Qual è il lavoro di un giornalista? Informare, utilizzando le parole. Se non si maneggia quest'arma nel modo corretto, non si sta facendo bene il proprio lavoro. Giusto dare la notizia del blocco all'utilizzo dei vaccini di AstraZeneca. Sbagliato cavalcare o, peggio ancora, fomentare l'onda emotiva. In ambito scientifico, le emozioni non sono un dato statisticamente rilevante.

Ma fanno danni. In diverse regioni decine di migliaia di prenotazioni sono state cancellate. Per la "paura" di "morire" per colpa del vaccino di "AstraZeneca". E questa è la misura del valore delle parole. Va detto che i due comunicati discordanti che l'Aifa ha emanato nel giro di poche ore hanno contribuito senza dubbio all'aumento del panico.
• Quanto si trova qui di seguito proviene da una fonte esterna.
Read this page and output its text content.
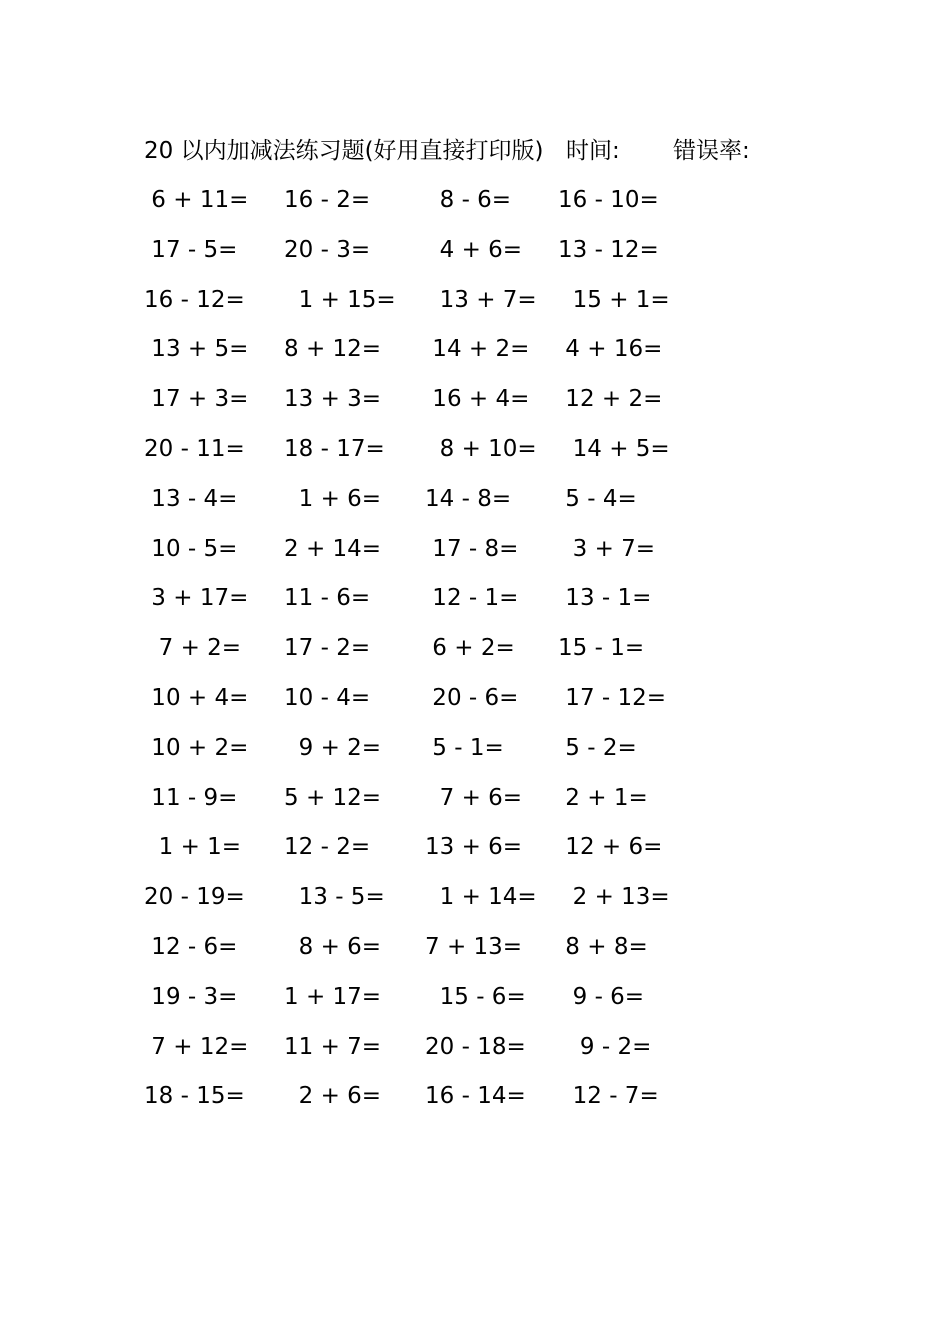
20 以内加减法练习题(好用直接打印版) 时间: 错误率:
6 + 11= 16 - 2= 8 - 6= 16 - 10=
17 - 5= 20 - 3= 4 + 6= 13 - 12=
16 - 12= 1 + 15= 13 + 7= 15 + 1=
13 + 5= 8 + 12= 14 + 2= 4 + 16=
17 + 3= 13 + 3= 16 + 4= 12 + 2=
20 - 11= 18 - 17= 8 + 10= 14 + 5=
13 - 4= 1 + 6= 14 - 8= 5 - 4=
10 - 5= 2 + 14= 17 - 8= 3 + 7=
3 + 17= 11 - 6= 12 - 1= 13 - 1=
7 + 2= 17 - 2= 6 + 2= 15 - 1=
10 + 4= 10 - 4= 20 - 6= 17 - 12=
10 + 2= 9 + 2= 5 - 1= 5 - 2=
11 - 9= 5 + 12= 7 + 6= 2 + 1=
1 + 1= 12 - 2= 13 + 6= 12 + 6=
20 - 19= 13 - 5= 1 + 14= 2 + 13=
12 - 6= 8 + 6= 7 + 13= 8 + 8=
19 - 3= 1 + 17= 15 - 6= 9 - 6=
7 + 12= 11 + 7= 20 - 18= 9 - 2=
18 - 15= 2 + 6= 16 - 14= 12 - 7=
Non sappiamo ancora nulla della relazione tra vaccino e trombosi. E se si fosse trattato di tragiche coincidenze? Chi farà tornare la fiducia nella popolazione? I giornali? A ottobre i titoli recitavano "Brasile, persona morta: era un volontario nella sperimentazione di AstraZeneca". Salvo poi scoprire che non aveva mai ricevuto nessuna dose. Siamo nel mezzo di una pandemia, non possiamo permetterci il lusso di creare allarmismi sull'unico strumento che abbiamo per uscirne.
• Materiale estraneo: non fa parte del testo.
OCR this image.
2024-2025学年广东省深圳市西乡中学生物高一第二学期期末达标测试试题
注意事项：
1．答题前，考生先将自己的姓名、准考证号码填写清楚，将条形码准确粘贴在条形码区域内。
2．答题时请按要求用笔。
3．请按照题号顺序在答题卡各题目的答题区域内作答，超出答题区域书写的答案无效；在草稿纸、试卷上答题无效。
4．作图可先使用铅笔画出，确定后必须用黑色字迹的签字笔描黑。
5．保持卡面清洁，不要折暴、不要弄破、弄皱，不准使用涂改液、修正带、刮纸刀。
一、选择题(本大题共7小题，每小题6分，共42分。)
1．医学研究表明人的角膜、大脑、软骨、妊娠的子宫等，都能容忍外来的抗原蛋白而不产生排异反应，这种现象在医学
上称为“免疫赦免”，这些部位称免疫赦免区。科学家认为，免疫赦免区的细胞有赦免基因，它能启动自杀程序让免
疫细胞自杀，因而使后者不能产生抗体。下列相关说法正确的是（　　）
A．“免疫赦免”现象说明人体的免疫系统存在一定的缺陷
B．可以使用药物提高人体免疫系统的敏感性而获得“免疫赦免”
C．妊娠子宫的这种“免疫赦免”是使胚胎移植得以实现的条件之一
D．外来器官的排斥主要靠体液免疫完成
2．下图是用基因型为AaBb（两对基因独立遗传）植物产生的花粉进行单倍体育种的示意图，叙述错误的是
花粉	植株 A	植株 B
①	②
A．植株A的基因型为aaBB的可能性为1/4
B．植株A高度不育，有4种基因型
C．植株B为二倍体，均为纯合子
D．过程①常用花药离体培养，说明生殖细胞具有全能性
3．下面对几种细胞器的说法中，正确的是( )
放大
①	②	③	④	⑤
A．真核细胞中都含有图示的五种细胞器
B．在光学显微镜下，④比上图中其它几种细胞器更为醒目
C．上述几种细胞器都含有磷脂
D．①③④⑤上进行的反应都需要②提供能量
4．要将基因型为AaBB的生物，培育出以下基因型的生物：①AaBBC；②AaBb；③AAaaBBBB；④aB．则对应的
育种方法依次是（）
Siamo tutti sfiniti da un anno di pandemia e lockdown: non possiamo accettare questa leggerezza

Anche noi ci siamo preoccupati. Per questo motivo abbiamo preferito chiedere al professor Abrignani, immunologo e neoeletto membro del Cts, di aiutarci a capire cosa stesse accadendo. E abbiamo poi raccolto con calma i dati a disposizione per cercare di mettere ordine nello smarrimento che si era generato. Fonti autorevoli, non emozioni.
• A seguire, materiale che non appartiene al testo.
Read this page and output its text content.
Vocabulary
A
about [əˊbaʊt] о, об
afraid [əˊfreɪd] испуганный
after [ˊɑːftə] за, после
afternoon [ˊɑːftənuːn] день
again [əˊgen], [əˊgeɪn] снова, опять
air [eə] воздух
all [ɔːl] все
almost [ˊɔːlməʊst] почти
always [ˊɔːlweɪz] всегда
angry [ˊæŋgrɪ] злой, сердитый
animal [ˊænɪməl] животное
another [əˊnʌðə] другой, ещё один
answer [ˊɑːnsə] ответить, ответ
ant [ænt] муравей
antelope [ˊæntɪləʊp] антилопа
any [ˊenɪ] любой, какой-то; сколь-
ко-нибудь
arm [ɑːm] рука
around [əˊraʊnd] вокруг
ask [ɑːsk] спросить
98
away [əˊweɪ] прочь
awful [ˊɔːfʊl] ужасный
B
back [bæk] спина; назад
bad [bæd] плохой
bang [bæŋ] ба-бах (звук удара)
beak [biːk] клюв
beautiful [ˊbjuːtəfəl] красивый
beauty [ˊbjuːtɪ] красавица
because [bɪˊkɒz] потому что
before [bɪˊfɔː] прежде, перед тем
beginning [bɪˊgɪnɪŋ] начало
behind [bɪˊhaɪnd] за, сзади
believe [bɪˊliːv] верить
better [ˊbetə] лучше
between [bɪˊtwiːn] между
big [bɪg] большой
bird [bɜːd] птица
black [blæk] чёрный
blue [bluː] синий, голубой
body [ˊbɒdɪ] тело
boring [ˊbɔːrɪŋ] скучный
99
Dopo quest'ultimo anno siamo sfiniti, ognuno per ragioni diverse. Non possiamo cedere alla tentazione della leggerezza e i nostri lettori non lo possono accettare. Durante il primo lockdown, le edicole erano rimaste aperte. L'informazione è un servizio essenziale, si era detto. Noi ci eravamo guardati in faccia e ci eravamo fatti una promessa "dobbiamo meritarcelo". La domanda è: l'abbiamo rispettata?

Sono Laureata in Lingue e letterature straniere e ho frequentato la Scuola di giornalismo “Walter Tobagi” di Milano. Mi occupo principalmente altro…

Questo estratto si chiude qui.